Мари кивнула, не в силах ответить. Язык прилип к небу, а щеки, казалось, горели. Неужели господин не понимает, как смущает ее таким поведением? Быть рядом с ним, ехать в одной карете — это уже невыносимо томило и пугало. Что уж говорить про прикосновения? Мари не знала, куда деться от стыда, а мистер Джортан продолжал гладить ее ладонь.
— Да, Мари, я не хотел сразу говорить тебе, но, полагаю, что сейчас самое время. Ты поедешь в женском салоне, а не в общем.
— Зачем?! — Мари удивленно уставилась в знакомые озорные морщинки у глаз господина. — Нет! Меня засмеют!
— Успокойся, Мари. — Лицо господина Энтони в один миг стало серьезным, даже суровым. — Я так хочу. И потом, не понимаю, почему честная девушка не может ехать среди таких же благородных дам.
— О чем вы, господин?! — Мари прикусила губу, осознавая, что впервые перечит мистеру Джортану. — Ваши тетушки съедят меня с потрохами, едва я переступлю порог женского салона!
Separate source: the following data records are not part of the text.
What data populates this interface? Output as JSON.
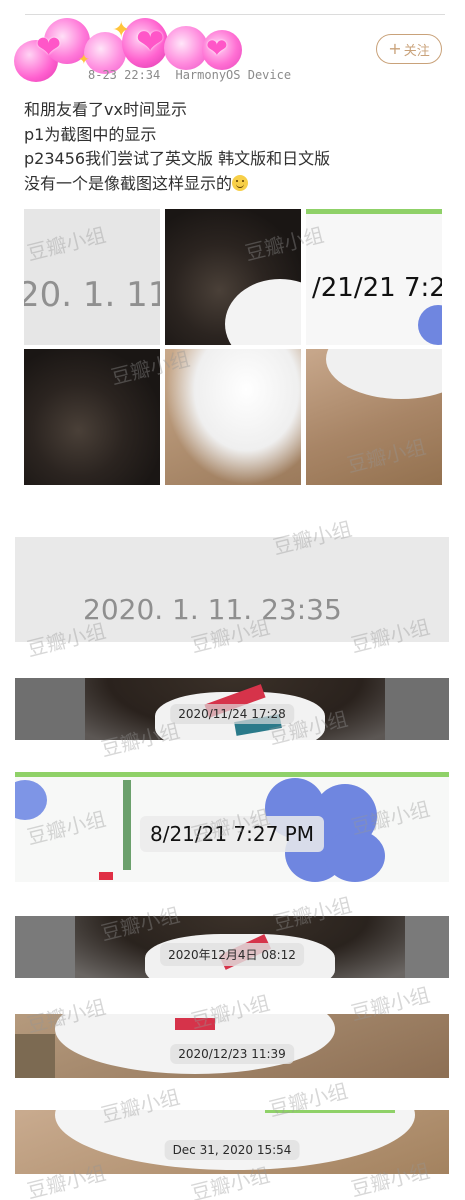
{
  "post": {
    "meta_date": "8-23 22:34",
    "meta_device": "HarmonyOS Device",
    "follow_label": "关注",
    "lines": [
      "和朋友看了vx时间显示",
      "p1为截图中的显示",
      "p23456我们尝试了英文版 韩文版和日文版",
      "没有一个是像截图这样显示的"
    ]
  },
  "thumbnails": {
    "t1_text": "20. 1. 11",
    "t3_text": "/21/21 7:2"
  },
  "images": [
    {
      "timestamp": "2020. 1. 11. 23:35"
    },
    {
      "timestamp": "2020/11/24 17:28"
    },
    {
      "timestamp": "8/21/21 7:27 PM"
    },
    {
      "timestamp": "2020年12月4日 08:12"
    },
    {
      "timestamp": "2020/12/23 11:39"
    },
    {
      "timestamp": "Dec 31, 2020 15:54"
    }
  ],
  "watermark_text": "豆瓣小组",
  "colors": {
    "follow": "#c9a27a",
    "green_bar": "#8fd168",
    "flower_blue": "#6f86e0"
  }
}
Они и за человека-то меня не считают!
— Как? Они тоже здесь?
Господин Энтони обернулся, высматривая двоюродных теток — Алисию Мейси и Рейчел Кит. Все то время, что Мари ждала на платформе причала, она старалась не смотреть в их сторону. И без того знала, как они кривят губы, беззастенчиво разглядывая ее с головы до ног всякий раз, когда видят рядом с «дорогим племянником». И неудивительно — полгода назад, как единственные родственницы мистера Джортана-младшего, благородные дамы подняли крик, едва узнали, что до сих пор послушный родственник выкупил на торгу оборванку. Да еще и приблизил настолько, что по всему графству Лейчестершир пошли кривотолки и недвусмысленные сплетни.
— Тем лучше, — не спуская глаз с теток, произнес мистер Джортан. — Ты ничем не хуже этих напудренных старлеток. Пора им смириться. И потом — я так хочу, Мари.
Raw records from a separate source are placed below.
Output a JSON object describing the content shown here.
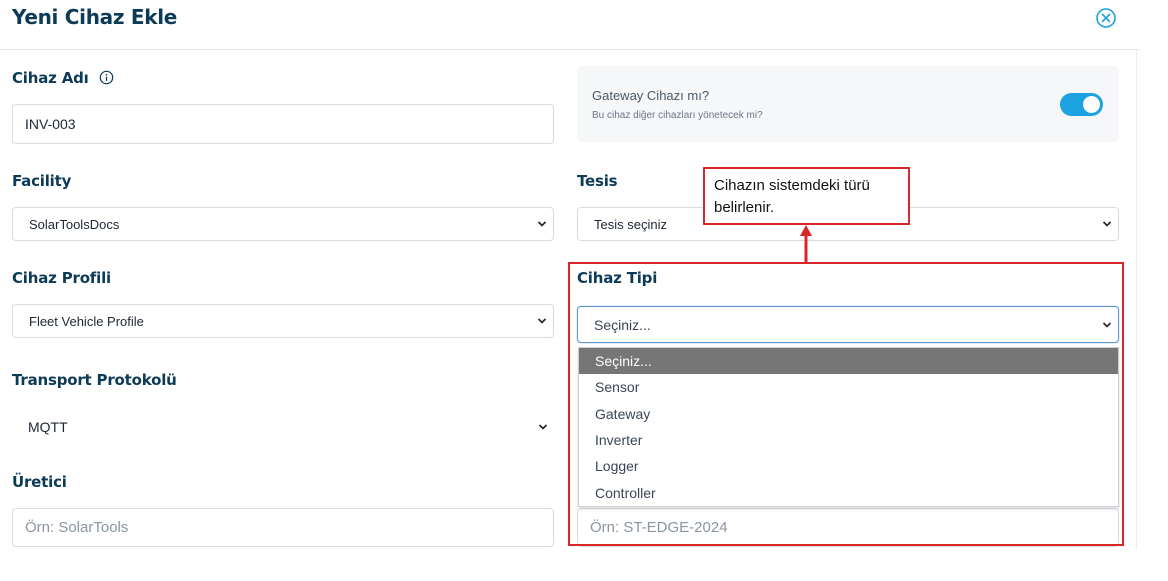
{
  "modal": {
    "title": "Yeni Cihaz Ekle"
  },
  "fields": {
    "device_name": {
      "label": "Cihaz Adı",
      "value": "INV-003"
    },
    "facility": {
      "label": "Facility",
      "selected": "SolarToolsDocs"
    },
    "tesis": {
      "label": "Tesis",
      "selected": "Tesis seçiniz"
    },
    "device_profile": {
      "label": "Cihaz Profili",
      "selected": "Fleet Vehicle Profile"
    },
    "device_type": {
      "label": "Cihaz Tipi",
      "selected": "Seçiniz..."
    },
    "transport": {
      "label": "Transport Protokolü",
      "selected": "MQTT"
    },
    "manufacturer": {
      "label": "Üretici",
      "placeholder": "Örn: SolarTools"
    },
    "model": {
      "placeholder": "Örn: ST-EDGE-2024"
    }
  },
  "gateway": {
    "question": "Gateway Cihazı mı?",
    "description": "Bu cihaz diğer cihazları yönetecek mi?",
    "enabled": true
  },
  "device_type_options": [
    "Seçiniz...",
    "Sensor",
    "Gateway",
    "Inverter",
    "Logger",
    "Controller"
  ],
  "annotation": {
    "text": "Cihazın sistemdeki türü belirlenir.",
    "color": "#d8262b"
  },
  "colors": {
    "heading": "#0c3a57",
    "accent": "#1aa3e0",
    "close": "#1aa3e0",
    "selected_option_bg": "#767676"
  }
}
Настойчивые нотки в его голосе четко дали понять — это не просьба. Мари оставалось лишь горько вздыхать про себя, что права решать у нее никогда не будет, как бы хорошо господин не относился к выкупной.
Тем временем дирижабль оказался уже у самого причала. Из гондолы посыпались на платформу канаты, которые расторопный персонал принялся привязывать к мачте. Пассажиры, до сих пор занимавшиеся своими делами, повскакивали с мест и устремились к трапам.
— Нам пора, — подытожил господин Энтони, крепко хватая Мари за руку и увлекая ее за собой.